Wie bei der ↗Bethlehemitischen Kindermordgeschichte auch, handelt es sich bei der Magier-Erzählung um eine fromme ↗Legende. Damit sollten sich auch Spekulationen erübrigen, welches astronomische Ereignis der Himmelserscheinung eines wandelnden Sterns (Planetenkonjunktion, Supernova, Komet) denn zugrunde gelegen haben könnte.

Spätere Fassungen der Geschichte gehen ins Detail. Im ↗Protevangelium des Jakobus zieht ein "unbeschreiblich großer" Stern vor den Magiern her und bleibt über dem Haupt des Christuskindes stehen (ProtEvJak 21, 731; vgl. Schneemelcher I 347f.). Im ↗arabischen Kindheitsevangelium wird erklärt, dass der Stern, der den Magiern vorangezogen sei, eigentlich ein ↗Engel gewesen war (Markschies 894).

Zwischen dem 4. und 6. Jahrhundert wurden die Magier aus dem Morgenland zu Königen. Einem Mosaikbild in der Kirche Sant’Apollinare Nuovo in Ravenna aus dem 6. Jahrhundert sind schon ihre Namen (Balthassar, Melchior, Caspar) bekannt. Die ↗armenische Fassung eines Kindheitsevangeliums, das gegen Ende des 7. Jahrhunderts entstanden ist, hat ebenfalls schon Namen für die Könige. Dort sind sie königliche Brüder und heißen Balthasar, König über Indien, Melqon, König über Persien, und Gaspar, König über Arabien.

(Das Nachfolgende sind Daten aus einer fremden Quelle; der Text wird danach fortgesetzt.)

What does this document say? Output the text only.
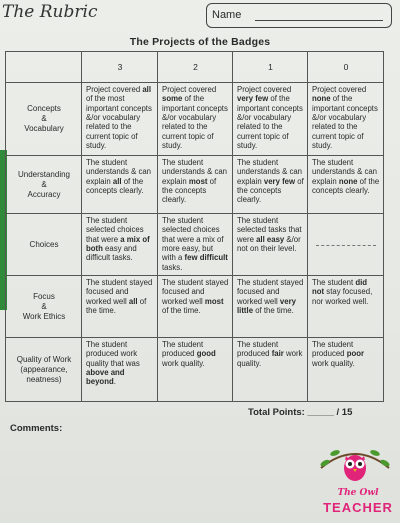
The Rubric	Name
The Projects of the Badges
	3	2	1	0

Concepts
&
Vocabulary	Project covered all of the most important concepts &/or vocabulary related to the current topic of study.	Project covered some of the important concepts &/or vocabulary related to the current topic of study.	Project covered very few of the important concepts &/or vocabulary related to the current topic of study.	Project covered none of the important concepts &/or vocabulary related to the current topic of study.

Understanding
&
Accuracy	The student understands & can explain all of the concepts clearly.	The student understands & can explain most of the concepts clearly.	The student understands & can explain very few of the concepts clearly.	The student understands & can explain none of the concepts clearly.

Choices	The student selected choices that were a mix of both easy and difficult tasks.	The student selected choices that were a mix of more easy, but with a few difficult tasks.	The student selected tasks that were all easy &/or not on their level.	

Focus
&
Work Ethics	The student stayed focused and worked well all of the time.	The student stayed focused and worked well most of the time.	The student stayed focused and worked well very little of the time.	The student did not stay focused, nor worked well.

Quality of Work
(appearance,
neatness)	The student produced work quality that was above and beyond.	The student produced good work quality.	The student produced fair work quality.	The student produced poor work quality.
Total Points: _____ / 15
Comments:
The Owl
TEACHER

Seit den 12. Jahrhundert wird Caspar als Mohr gedacht. In späteren Darstellungen fällt die Rolle des Mohren auch Melchior zu.

Die Mutter ↗Kaiser Konstantins, ↗Helena, soll die Gebeine der Heiligen einst aufgefunden und nach ↗Konstantinopel gebracht haben. Im 4. Jahrhundert sollen sie dann dem ↗Bischof von ↗Mailand, dem Heiligen ↗Eustorgius, als kaiserliches Geschenk übergeben worden sein. Belege zu diesem Ereignis sind rar oder, besser ausgedrückt, nicht vorhanden. ↗Ambrosius, der Nachfolger des Eustorgius auf dem Mailänder Bischofstuhl, verliert über die ↗Reliquien kein Wort. Auch kein anderer Text der ↗Spätantike und des ↗Mittelalters bis zur Mitte des 12. Jahrhunderts weiß darüber etwas zu berichten.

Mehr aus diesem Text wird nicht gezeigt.